Fil is built around the ten primitives of harness engineering: instructions, context delivery, context management, tool interface, execution environment, durable state, orchestration, sub-agents, skills & procedures, verification & observability. The split between what Fil owns and what it delegates to the Agent Runtime is documented in docs/OVERVIEW.md. When in doubt, read CONTEXT.md first — terminology is precise (Gate ≠ check, Phase ≠ state, Receipt ≠ log) and assumes you mean what the glossary means.

The full contributor guide lives in CONTRIBUTING.md — it covers local setup, the Worktrunk worktree workflow, the Conventional Commits convention, and the Changesets-driven release process. The TL;DR:

  1. Read CONTEXT.md and the relevant ADR in docs/adr/.
  2. Pick an issue from the Fil MVP project board. Triage labels follow the canonical vocabulary in docs/agents/triage-labels.md. Issues that are grabbable carry ready-for-agent and have Status = Todo.
  3. Work in a Worktrunk worktree (wt switch -c feat/<short-name>).
  4. Add a changeset with pnpm changeset for any user-facing change.
  5. Open a PR; CI runs pnpm lint && pnpm lint:md && pnpm build && pnpm typecheck && pnpm test on Ubuntu and macOS, Node 20 and 22.

Everyone in the project is expected to follow CODE_OF_CONDUCT.md, and security issues are reported privately per SECURITY.md. The repository is MIT-licensed — see LICENSE. Adapters are distributed through each Agent Runtime's native channel (Claude Code marketplace, Pi extensions, …), not through npm.

Status

Fil is pre-1.0 and under active development. The MVP scope is tracked in #21 — PRD: Fil MVP. Issues and PRs are tagged on the Fil MVP project board.

Releases

The @color-sunset/fil meta-package and every @color-sunset/fil-* package are published to npm under the MIT license. Versions are driven by Changesets and follow Semantic Versioning:

  1. Each PR that changes user-facing behavior adds a .changeset/*.md file (pnpm changeset). Pick patch for fixes, minor for backwards-compatible additions, major for breaking changes. Full guidance lives in .changeset/README.md.
  2. Pushing to main opens (or updates) a Version Packages PR that bumps the affected packages and writes their CHANGELOG.md. Internal-dependency coherence (updateInternalDependencies: "patch" in .changeset/config.json) means that bumping @color-sunset/fil-engine also bumps every package that depends on it, so published versions stay in lockstep.
  3. Merging that PR runs the release workflow (.github/workflows/release.yml), which publishes the bumped packages to npm with provenance (OIDC, no NPM_TOKEN needed).
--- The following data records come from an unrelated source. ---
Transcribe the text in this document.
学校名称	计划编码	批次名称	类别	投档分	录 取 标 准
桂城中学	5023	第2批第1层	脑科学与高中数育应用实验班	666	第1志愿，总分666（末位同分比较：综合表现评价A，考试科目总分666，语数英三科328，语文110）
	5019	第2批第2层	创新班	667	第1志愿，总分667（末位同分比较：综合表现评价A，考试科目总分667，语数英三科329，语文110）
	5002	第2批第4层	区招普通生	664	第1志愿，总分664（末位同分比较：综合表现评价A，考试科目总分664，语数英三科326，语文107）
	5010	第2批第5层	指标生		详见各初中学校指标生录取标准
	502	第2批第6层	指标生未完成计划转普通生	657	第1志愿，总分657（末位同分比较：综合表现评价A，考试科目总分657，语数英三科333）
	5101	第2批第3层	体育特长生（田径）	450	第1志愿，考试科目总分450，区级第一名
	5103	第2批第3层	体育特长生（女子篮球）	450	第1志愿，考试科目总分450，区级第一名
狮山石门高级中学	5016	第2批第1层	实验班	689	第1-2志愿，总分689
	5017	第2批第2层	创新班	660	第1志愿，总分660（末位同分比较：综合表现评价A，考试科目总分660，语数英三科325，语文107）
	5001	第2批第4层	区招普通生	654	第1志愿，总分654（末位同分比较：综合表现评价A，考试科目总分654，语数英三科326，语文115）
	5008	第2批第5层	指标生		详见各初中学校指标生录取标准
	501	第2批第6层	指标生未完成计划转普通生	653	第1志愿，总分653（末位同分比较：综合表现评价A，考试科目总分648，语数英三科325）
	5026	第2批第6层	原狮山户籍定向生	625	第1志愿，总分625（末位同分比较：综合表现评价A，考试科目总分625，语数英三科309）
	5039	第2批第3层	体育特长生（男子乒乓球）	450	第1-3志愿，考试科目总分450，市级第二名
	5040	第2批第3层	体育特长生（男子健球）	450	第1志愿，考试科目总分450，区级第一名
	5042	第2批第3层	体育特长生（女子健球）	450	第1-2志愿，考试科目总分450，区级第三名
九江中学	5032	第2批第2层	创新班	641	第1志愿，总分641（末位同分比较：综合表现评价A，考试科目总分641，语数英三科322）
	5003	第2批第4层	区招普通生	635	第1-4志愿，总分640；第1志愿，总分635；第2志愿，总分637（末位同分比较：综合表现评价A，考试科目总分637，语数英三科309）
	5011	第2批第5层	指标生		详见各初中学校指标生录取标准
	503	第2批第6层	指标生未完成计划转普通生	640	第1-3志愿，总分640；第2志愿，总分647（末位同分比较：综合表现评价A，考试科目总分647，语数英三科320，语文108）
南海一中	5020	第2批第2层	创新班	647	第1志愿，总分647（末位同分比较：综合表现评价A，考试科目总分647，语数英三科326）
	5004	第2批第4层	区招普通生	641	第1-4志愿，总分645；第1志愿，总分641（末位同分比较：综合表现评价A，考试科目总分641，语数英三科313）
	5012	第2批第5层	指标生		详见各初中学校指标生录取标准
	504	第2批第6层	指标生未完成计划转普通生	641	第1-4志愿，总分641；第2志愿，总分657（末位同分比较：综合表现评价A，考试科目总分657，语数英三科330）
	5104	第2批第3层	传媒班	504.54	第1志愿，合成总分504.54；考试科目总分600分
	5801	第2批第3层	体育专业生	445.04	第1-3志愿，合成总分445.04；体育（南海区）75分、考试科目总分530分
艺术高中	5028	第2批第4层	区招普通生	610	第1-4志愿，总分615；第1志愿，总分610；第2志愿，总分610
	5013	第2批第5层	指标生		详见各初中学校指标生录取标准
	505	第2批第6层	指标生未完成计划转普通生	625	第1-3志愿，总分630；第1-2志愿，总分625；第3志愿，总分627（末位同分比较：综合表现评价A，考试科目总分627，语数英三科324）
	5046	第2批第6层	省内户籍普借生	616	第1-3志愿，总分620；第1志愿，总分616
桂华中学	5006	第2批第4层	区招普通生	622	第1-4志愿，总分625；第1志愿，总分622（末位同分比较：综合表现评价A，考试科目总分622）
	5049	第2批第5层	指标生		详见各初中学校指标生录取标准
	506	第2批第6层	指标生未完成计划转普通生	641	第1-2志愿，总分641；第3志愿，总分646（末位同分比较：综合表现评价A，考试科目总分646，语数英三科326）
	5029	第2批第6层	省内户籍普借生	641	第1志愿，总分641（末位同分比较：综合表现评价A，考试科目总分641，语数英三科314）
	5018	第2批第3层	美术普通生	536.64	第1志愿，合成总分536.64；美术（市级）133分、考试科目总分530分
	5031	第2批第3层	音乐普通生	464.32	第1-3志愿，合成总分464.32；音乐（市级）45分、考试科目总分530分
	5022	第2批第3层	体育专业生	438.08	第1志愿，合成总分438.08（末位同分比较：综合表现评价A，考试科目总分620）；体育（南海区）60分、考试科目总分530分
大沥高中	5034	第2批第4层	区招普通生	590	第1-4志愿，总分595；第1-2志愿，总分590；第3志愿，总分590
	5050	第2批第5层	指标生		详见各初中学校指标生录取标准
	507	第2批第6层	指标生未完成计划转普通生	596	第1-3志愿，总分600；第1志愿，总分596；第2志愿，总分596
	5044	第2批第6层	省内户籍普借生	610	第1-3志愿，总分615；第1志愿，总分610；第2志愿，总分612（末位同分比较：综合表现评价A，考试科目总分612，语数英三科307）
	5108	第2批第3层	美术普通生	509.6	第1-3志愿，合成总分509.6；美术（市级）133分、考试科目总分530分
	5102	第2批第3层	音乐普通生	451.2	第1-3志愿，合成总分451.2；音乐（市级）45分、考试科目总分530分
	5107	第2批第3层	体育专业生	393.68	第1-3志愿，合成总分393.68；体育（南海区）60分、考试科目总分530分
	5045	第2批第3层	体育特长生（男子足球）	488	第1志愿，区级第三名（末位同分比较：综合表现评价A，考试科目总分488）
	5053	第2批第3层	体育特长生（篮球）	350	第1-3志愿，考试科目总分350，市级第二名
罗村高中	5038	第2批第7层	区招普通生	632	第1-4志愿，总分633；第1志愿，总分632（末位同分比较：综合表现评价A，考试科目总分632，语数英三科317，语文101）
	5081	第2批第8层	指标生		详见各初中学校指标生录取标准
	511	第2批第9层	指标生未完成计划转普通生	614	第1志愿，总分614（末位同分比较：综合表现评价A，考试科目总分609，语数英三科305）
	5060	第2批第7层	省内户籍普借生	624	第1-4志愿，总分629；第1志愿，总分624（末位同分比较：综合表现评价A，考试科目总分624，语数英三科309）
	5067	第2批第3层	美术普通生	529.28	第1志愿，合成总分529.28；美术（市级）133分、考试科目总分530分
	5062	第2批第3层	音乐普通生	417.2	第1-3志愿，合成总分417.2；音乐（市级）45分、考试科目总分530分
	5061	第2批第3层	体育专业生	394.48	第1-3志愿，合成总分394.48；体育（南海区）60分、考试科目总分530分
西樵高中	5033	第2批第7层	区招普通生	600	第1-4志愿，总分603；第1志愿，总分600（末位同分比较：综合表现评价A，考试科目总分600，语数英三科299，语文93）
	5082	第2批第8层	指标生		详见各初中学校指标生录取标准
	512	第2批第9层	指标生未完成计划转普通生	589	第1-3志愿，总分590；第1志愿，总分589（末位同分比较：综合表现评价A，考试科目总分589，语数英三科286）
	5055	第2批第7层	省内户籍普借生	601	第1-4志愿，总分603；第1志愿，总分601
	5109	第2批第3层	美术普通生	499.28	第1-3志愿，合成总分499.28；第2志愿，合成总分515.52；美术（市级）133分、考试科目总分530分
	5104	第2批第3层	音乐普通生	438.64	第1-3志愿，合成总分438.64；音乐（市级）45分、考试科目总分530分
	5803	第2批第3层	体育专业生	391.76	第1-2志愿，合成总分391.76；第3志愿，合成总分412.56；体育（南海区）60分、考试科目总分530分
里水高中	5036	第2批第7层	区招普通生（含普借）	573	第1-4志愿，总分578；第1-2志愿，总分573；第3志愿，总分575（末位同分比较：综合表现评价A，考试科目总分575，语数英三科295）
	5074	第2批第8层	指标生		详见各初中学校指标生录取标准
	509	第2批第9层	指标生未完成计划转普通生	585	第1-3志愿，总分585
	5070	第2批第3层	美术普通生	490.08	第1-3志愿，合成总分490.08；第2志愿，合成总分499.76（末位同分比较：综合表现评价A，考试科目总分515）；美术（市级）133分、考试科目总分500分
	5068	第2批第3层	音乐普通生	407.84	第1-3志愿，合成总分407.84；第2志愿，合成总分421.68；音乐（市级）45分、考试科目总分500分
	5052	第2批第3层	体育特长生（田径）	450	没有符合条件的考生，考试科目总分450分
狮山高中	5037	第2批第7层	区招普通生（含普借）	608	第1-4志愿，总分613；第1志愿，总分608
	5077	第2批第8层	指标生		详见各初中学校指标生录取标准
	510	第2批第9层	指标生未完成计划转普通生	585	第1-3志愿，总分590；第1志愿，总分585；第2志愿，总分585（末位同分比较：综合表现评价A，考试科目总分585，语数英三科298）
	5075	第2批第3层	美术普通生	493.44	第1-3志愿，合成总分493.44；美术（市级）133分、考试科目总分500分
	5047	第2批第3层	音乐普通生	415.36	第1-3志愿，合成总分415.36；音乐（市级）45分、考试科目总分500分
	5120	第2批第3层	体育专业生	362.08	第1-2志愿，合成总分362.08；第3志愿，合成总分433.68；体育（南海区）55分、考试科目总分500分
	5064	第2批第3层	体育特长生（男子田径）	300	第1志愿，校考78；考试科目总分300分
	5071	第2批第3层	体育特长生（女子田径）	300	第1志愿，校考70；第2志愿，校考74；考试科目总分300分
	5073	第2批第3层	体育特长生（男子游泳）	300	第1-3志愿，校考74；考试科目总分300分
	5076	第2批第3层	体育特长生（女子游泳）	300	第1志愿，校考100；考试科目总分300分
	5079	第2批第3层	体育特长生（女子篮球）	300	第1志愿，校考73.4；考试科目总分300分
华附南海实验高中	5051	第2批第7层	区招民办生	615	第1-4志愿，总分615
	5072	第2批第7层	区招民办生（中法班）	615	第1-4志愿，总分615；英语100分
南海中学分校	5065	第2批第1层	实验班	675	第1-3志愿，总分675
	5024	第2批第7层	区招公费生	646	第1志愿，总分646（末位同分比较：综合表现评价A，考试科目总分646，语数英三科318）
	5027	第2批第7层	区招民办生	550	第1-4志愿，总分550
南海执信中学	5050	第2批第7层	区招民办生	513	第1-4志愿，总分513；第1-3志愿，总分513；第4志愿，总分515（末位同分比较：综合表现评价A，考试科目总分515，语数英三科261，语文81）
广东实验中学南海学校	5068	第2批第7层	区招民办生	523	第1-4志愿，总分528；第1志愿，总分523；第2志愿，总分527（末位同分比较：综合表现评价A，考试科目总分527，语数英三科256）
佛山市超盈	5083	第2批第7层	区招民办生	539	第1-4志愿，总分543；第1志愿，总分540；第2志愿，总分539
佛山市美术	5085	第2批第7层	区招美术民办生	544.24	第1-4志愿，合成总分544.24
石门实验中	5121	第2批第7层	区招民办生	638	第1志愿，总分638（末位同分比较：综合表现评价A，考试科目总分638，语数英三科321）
Releases are tagged v<version> and listed on the GitHub releases page. Pre-releases (alpha, beta) are published under their own npm dist-tags so users can opt in with npm install @color-sunset/fil@beta.

Note on the name. The npm package is @color-sunset/fil (not @fil/fil or unscoped fil) because:

  • the unscoped fil name is already taken on npm by an unrelated static-site generator (ubenzer/fil);
  • the @fil scope on npm isn't owned by anyone, so we can't publish there.

The fil command (the bin) is unchanged — users install npm install -g @color-sunset/fil and still run fil init, fil start, fil next, etc.